砂礫地帯より小屋付近の堅い岩盤を好むようです。
ヤハズヒゴタイ(
Saussurea triptera ) キク科
草原から亜高山帯に分布する野草。こちらは3000mを超す七合目にも生えていたのでこれもかなり強健種と言えるでしょう。他の山ではせいぜい(?)木陰に群生するくらいなのですが。
名前の由来となる葉はしっかりと撮っていませんでした。ヒゴタイの仲間は見分けが付けづらいのですが生息地で本種としました。葉は幾分かやつれていましたが花はまだまだ咲きそうな株です。
ヤマホタルブクロ(
Campanula punctata var. hondoensis ) キキョウ科
じゃりじゃりの道の脇に花だけ落ちているものかと思って触ってみたらちゃんと地面から生えていました。強風などに耐えるためなのでしょう。

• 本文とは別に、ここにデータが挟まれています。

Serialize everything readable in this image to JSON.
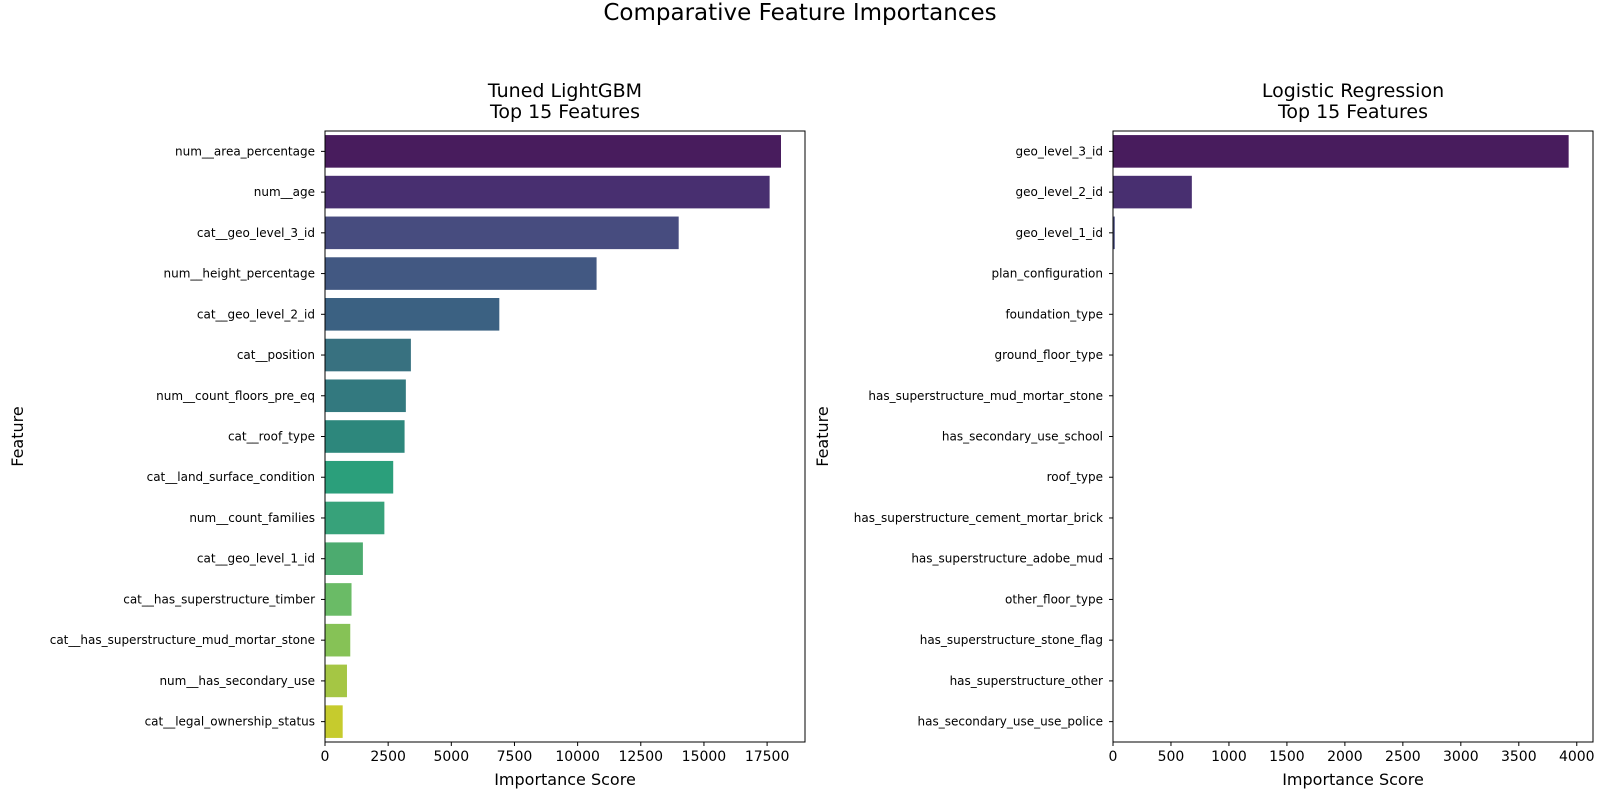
{
  "figure": {
    "title": "Comparative Feature Importances"
  },
  "chart_data": [
    {
      "type": "bar",
      "orientation": "horizontal",
      "title": "Tuned LightGBM\nTop 15 Features",
      "xlabel": "Importance Score",
      "ylabel": "Feature",
      "xlim": [
        0,
        19000
      ],
      "xticks": [
        0,
        2500,
        5000,
        7500,
        10000,
        12500,
        15000,
        17500
      ],
      "categories": [
        "num__area_percentage",
        "num__age",
        "cat__geo_level_3_id",
        "num__height_percentage",
        "cat__geo_level_2_id",
        "cat__position",
        "num__count_floors_pre_eq",
        "cat__roof_type",
        "cat__land_surface_condition",
        "num__count_families",
        "cat__geo_level_1_id",
        "cat__has_superstructure_timber",
        "cat__has_superstructure_mud_mortar_stone",
        "num__has_secondary_use",
        "cat__legal_ownership_status"
      ],
      "values": [
        18050,
        17600,
        14000,
        10750,
        6900,
        3400,
        3200,
        3150,
        2700,
        2350,
        1500,
        1050,
        1000,
        870,
        700
      ],
      "colors": [
        "#481c5d",
        "#482f70",
        "#474c7f",
        "#425882",
        "#3b6182",
        "#387180",
        "#33797f",
        "#2d877c",
        "#2b9f7b",
        "#37a27a",
        "#4cab6f",
        "#6abb66",
        "#86c256",
        "#a5c644",
        "#c6cb2d"
      ],
      "grid": false
    },
    {
      "type": "bar",
      "orientation": "horizontal",
      "title": "Logistic Regression\nTop 15 Features",
      "xlabel": "Importance Score",
      "ylabel": "Feature",
      "xlim": [
        0,
        4140
      ],
      "xticks": [
        0,
        500,
        1000,
        1500,
        2000,
        2500,
        3000,
        3500,
        4000
      ],
      "categories": [
        "geo_level_3_id",
        "geo_level_2_id",
        "geo_level_1_id",
        "plan_configuration",
        "foundation_type",
        "ground_floor_type",
        "has_superstructure_mud_mortar_stone",
        "has_secondary_use_school",
        "roof_type",
        "has_superstructure_cement_mortar_brick",
        "has_superstructure_adobe_mud",
        "other_floor_type",
        "has_superstructure_stone_flag",
        "has_superstructure_other",
        "has_secondary_use_use_police"
      ],
      "values": [
        3930,
        680,
        15,
        0.5,
        0.4,
        0.3,
        0.3,
        0.2,
        0.2,
        0.2,
        0.1,
        0.1,
        0.1,
        0.1,
        0.1
      ],
      "colors": [
        "#481c5d",
        "#482f70",
        "#474c7f",
        "#425882",
        "#3b6182",
        "#387180",
        "#33797f",
        "#2d877c",
        "#2b9f7b",
        "#37a27a",
        "#4cab6f",
        "#6abb66",
        "#86c256",
        "#a5c644",
        "#c6cb2d"
      ],
      "grid": false
    }
  ]
}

この周りの葉も同種なので、一斉に咲くと似たような花が地面に寝たように広がるのでしょう。宝永第一、第二火口付近でこのような姿でいくつか見られました。

二合目から三合目の森林の中では立ち上がった姿も見られました。山梨側では背が高く育っているものをよく見かけたので、静岡側はこれからといったところなのでしょう。しかし横に寝た花をつけた状態で受粉できるんでしょうか?
フジアザミ(
Cirsium purpuratum ) キク科
最後は富士の女王と呼んでも過言ではないフジアザミです。水ヶ塚公園付近に枯れかけたのがいくつか、後は宝永第三火口付近に多く見られました。


今年は暖かかったからか、葉も花もかなり綺麗な状態の個体とたくさん出会えました。山梨側ではなかなか見ることがないので久しぶりの邂逅に興奮です。
日光以外はおよそ栄養の乏しそうなこの砂礫の上でここまで大きな花をつけられるのは実に不思議。開花は相当なエネルギーを要求するはずですから。
今回の白眉は何と言っても宝永第三火口の様子です。富士宮側は山梨の諸登山コースに比べ花は多くないものの、人の立ち入らぬ火口部という貴重な土地を残しており、僕自身も現地でその景色に心を奪われました。火口が緑でいっぱいになる日が楽しみです。
さて、普通の富士登山はやはりしんどいですが、御殿場口と富士宮口をつなぐ森林限界近辺の砂礫地帯はよく整備され、過剰なアップダウンもないのでちょっとした紅葉狩りを兼ねたトレッキングも楽しいのではないかと思います。